Hamburg. Der Vater eines zwöllfjährigen Jungen und die Großmutter des Kindes sind heute vom Amtsgericht Harburg wegen gemeinschaftlichen Verstoßes gegen die Schulpflicht verwarnt worden und zu Geldstrafen auf Bewährung verurteilt worden. Das Gericht sah es als erwiesen an, dass der Vater des Jungen und seine Großmutter, bei der Jason L. (Name geändert) wohnt, es über sehr lange Zeit versäumt haben, dafür Sorge zu tragen, dass Jason regelmäßig am Schulunterricht teilnimmt.
95 Tage hat der kleine Junge, der die Stadtteilschule Slomanstieg auf der Veddel besucht, voriges Jahr unentschuldigt gefehlt. Trotz diverser Elterngespräche, Hausbesuche, Behördenschreiben und Bußgeldbescheide, für die der Vater und die Großmutter allein mehrere Hundert Euro bezahlen mussten. Beide gestanden vor Gericht Fehler ein.
Sie habe ihrem Enkelkind „immer wieder ins Gewissen geredet, zur Schule zu gehen“, sagte Jasons Oma Josefine L. (Name geändert). Doch es habe nichts gebracht. Der Junge habe sich neben Fußballspielen ausschließlich für Computerspiele interessiert. Davon habe sie ihn nicht abbringen können. Während sie schlief, habe Jason bis tief in die Nacht hinein an der Playstation gesessen und Spiele wie „League Of Legends“ und „Fortnite“ gespielt. Tagsüber habe der Junge geschlafen.
Lehrerin sieht grundlegendes Problem
Auch Jasons Vater Bruno L. (Name geändert), der mit seiner zweiten Frau in Rissen lebt, hat die fatale Entwicklung seines Sohnes, den er nur an Wochenenden sieht, offenbar gründlich unterschätzt. So habe er „nichts Schlimmes“ daran gefunden, wenn sein Sohn „ein-, zweimal die Woche“ im Unterricht fehlt, betonte der Staatsanwalt. Erst vor Kurzem sei es ihm gelungen, seinen Sohn einigermaßen für die Schule zu motivieren – indem er ihm für bessere Zeugnisnoten ohne Fünfen und Sechsen 100 Euro versprach, sagte Jasons Vater, der als Kraftfahrer arbeitet.
Doch auch dieses Jahr verzeichnen Jasons Lehrerinnen an der Slomanschule schon 46 Fehltage. 31-mal fehlte der Junge unentschuldigt, 93-mal kam er zu spät zum Unterricht.
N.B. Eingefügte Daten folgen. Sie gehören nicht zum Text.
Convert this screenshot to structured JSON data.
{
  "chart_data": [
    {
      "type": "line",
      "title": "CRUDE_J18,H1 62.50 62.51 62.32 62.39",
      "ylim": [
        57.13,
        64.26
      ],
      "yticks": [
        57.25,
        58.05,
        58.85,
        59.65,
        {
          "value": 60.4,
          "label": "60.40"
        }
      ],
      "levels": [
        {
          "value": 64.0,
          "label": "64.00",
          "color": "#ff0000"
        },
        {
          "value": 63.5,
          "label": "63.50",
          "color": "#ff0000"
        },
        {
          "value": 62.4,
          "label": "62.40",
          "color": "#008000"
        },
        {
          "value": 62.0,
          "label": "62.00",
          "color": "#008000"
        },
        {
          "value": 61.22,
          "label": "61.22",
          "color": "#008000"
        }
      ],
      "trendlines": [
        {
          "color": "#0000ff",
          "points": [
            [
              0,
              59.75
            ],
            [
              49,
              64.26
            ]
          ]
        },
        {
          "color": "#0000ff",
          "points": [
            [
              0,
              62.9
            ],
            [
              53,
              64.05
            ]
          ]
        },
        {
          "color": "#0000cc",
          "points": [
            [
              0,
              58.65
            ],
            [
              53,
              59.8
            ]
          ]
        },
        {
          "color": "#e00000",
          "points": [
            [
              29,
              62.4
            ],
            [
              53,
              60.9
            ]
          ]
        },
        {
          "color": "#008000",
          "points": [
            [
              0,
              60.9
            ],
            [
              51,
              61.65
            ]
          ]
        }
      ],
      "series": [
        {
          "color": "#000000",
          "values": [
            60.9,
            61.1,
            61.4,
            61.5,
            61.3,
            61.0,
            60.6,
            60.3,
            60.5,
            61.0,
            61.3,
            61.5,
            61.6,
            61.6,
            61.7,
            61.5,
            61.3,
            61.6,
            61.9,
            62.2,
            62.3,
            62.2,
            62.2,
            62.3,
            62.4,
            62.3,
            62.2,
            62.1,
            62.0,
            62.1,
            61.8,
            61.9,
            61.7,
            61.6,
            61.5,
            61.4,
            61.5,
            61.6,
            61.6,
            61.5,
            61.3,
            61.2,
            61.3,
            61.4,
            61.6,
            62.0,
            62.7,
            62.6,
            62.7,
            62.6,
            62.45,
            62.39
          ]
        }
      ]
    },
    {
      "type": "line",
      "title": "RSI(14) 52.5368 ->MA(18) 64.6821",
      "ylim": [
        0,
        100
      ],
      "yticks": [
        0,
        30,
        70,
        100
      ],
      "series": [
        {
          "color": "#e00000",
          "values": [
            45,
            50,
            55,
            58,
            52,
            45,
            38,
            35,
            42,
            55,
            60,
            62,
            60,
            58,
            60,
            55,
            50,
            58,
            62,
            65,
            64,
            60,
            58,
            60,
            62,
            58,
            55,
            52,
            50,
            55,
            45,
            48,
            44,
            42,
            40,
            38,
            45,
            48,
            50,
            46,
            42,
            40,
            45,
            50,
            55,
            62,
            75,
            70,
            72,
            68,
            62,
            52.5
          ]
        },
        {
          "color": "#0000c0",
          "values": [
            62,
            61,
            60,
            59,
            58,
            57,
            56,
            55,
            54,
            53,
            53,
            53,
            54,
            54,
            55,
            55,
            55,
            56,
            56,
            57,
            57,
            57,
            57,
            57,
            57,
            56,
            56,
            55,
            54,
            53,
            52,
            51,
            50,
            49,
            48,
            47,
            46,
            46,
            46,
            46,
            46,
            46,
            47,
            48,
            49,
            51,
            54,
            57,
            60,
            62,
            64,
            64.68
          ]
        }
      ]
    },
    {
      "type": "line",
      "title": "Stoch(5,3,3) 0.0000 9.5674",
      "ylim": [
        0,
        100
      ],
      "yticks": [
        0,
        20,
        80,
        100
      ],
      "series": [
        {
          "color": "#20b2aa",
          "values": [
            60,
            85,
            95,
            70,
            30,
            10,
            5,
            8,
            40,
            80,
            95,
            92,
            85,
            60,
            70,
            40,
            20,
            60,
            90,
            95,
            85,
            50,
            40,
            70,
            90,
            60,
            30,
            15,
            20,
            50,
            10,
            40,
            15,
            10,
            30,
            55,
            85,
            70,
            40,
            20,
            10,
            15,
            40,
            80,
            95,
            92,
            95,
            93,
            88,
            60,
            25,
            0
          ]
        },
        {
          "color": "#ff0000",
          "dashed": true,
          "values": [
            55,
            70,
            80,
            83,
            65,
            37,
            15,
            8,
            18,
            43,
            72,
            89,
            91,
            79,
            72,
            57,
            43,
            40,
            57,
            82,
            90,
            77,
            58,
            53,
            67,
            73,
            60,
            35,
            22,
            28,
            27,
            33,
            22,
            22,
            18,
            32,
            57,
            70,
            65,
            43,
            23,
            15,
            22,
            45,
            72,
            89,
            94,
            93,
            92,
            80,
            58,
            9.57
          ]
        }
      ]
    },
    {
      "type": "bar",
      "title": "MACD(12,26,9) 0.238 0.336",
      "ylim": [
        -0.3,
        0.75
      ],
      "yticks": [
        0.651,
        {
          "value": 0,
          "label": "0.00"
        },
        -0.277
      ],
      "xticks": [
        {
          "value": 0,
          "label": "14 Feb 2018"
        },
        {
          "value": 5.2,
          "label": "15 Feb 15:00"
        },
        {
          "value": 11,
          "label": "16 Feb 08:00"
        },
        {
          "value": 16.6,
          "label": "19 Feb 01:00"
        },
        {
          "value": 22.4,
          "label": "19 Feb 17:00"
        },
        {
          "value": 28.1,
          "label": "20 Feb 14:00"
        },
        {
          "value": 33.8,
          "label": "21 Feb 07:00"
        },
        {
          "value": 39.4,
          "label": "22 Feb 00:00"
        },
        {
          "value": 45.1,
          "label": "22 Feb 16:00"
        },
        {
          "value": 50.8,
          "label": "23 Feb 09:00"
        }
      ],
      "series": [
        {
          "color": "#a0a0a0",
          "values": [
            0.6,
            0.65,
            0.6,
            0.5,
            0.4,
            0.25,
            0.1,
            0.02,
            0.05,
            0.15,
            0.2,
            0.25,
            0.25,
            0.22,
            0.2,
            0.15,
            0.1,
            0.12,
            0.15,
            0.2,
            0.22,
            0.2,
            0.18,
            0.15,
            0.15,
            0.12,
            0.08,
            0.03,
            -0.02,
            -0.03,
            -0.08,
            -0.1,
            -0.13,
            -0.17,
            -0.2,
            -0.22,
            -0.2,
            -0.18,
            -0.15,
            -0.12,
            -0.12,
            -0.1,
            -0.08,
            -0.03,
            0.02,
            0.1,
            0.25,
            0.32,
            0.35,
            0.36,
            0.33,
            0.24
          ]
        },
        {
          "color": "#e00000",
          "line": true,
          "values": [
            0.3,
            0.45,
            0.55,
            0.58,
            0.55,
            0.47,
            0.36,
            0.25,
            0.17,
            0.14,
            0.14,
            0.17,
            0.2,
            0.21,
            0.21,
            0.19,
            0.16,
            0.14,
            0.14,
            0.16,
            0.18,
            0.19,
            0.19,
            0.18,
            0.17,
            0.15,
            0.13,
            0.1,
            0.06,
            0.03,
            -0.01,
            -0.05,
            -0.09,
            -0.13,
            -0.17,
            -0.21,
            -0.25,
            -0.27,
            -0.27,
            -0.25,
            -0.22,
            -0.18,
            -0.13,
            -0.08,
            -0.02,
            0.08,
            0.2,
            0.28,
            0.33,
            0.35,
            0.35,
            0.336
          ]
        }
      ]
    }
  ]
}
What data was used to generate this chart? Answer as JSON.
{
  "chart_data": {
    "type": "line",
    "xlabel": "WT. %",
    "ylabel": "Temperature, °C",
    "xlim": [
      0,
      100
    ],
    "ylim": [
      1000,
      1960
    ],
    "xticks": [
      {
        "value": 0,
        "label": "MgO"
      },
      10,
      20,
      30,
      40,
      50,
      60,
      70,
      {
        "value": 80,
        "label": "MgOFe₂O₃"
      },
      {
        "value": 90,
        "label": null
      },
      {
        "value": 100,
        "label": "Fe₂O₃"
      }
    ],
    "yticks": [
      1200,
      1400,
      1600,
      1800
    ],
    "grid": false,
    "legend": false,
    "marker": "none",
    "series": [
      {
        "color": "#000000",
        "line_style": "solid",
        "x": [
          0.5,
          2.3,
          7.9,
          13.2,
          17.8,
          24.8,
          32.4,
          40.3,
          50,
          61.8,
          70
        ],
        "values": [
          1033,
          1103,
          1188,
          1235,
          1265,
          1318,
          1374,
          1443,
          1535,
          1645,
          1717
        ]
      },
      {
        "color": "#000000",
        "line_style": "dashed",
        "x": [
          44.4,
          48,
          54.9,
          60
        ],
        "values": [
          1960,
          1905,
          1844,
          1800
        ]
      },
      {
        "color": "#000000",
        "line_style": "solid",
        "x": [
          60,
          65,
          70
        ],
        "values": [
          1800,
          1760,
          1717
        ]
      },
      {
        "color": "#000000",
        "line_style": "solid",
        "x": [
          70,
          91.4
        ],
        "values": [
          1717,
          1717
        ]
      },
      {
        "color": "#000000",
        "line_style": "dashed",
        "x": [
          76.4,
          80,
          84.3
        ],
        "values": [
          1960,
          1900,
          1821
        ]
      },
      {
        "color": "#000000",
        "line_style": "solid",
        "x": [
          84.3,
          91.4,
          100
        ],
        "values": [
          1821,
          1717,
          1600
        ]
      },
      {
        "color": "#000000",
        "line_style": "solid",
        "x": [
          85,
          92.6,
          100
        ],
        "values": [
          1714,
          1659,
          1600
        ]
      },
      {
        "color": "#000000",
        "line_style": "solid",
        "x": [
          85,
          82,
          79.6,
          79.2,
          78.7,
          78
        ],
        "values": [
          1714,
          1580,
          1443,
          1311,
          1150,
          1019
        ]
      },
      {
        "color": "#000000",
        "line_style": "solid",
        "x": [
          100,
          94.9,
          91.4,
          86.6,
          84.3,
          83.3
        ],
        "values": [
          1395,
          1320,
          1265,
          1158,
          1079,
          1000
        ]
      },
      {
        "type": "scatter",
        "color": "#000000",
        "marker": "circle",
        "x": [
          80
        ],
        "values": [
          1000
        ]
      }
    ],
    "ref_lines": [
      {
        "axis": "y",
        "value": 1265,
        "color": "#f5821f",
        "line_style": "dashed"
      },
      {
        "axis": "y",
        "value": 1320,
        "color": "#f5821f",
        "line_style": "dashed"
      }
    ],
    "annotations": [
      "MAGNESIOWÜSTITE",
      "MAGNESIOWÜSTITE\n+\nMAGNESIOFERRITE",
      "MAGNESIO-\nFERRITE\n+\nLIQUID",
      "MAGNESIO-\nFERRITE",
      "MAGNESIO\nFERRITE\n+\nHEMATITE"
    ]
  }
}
Die Beratungslehrerin der Schule sagte als Zeugin aus. Es sei ein grundlegendes Problem an der Schule, dass „alle Kinder an der Schule sehr viele und zum Teil gewaltverherrlichende Computerspiele“ spielten. Gespräche mit Eltern und Schülern fruchteten nicht. Der Regionale Sozialdienst sei in Jasons Fall frühzeitig eingeschaltet worden. Bei unangemeldeten Hausbesuchen habe der Junge geschlafen, sagte die Lehrerin.
Vater will Computer verbieten
Der Sechstklässler befindet sich heute vom Lernniveau auf dem Stand eines Drittklässlers. Er kann weder richtig lesen noch schreiben. Jasons Vater kündigte in seinem Schlusswort an, seinem Sohn Computerspiele zu verbieten, ihm seinen Computer zu entziehen und seinen Account zu löschen. „Der Entzug ist richtig“, sagte die Richterin in ihrer Urteilsbegründung. „Man kann dem Jungen das nicht durchgehen lassen. Sonst wird er den Hauptschulabschluss nicht schaffen. Mit gravierenden Folgen.“
Die Richterin beließ es bei einer Verwarnung der beiden – nicht vorbestraften – Angeklagten. Sollten sie aber nicht sicherstellen, dass Jason in den nächsten anderthalb Jahren regelmäßig zur Schule geht, droht Bruno L. eine Geldstrafe von 1200 Euro und seiner Großmutter, die von Sozialhilfe lebt, von 240 Euro oder jeweils 30 Tage Haft.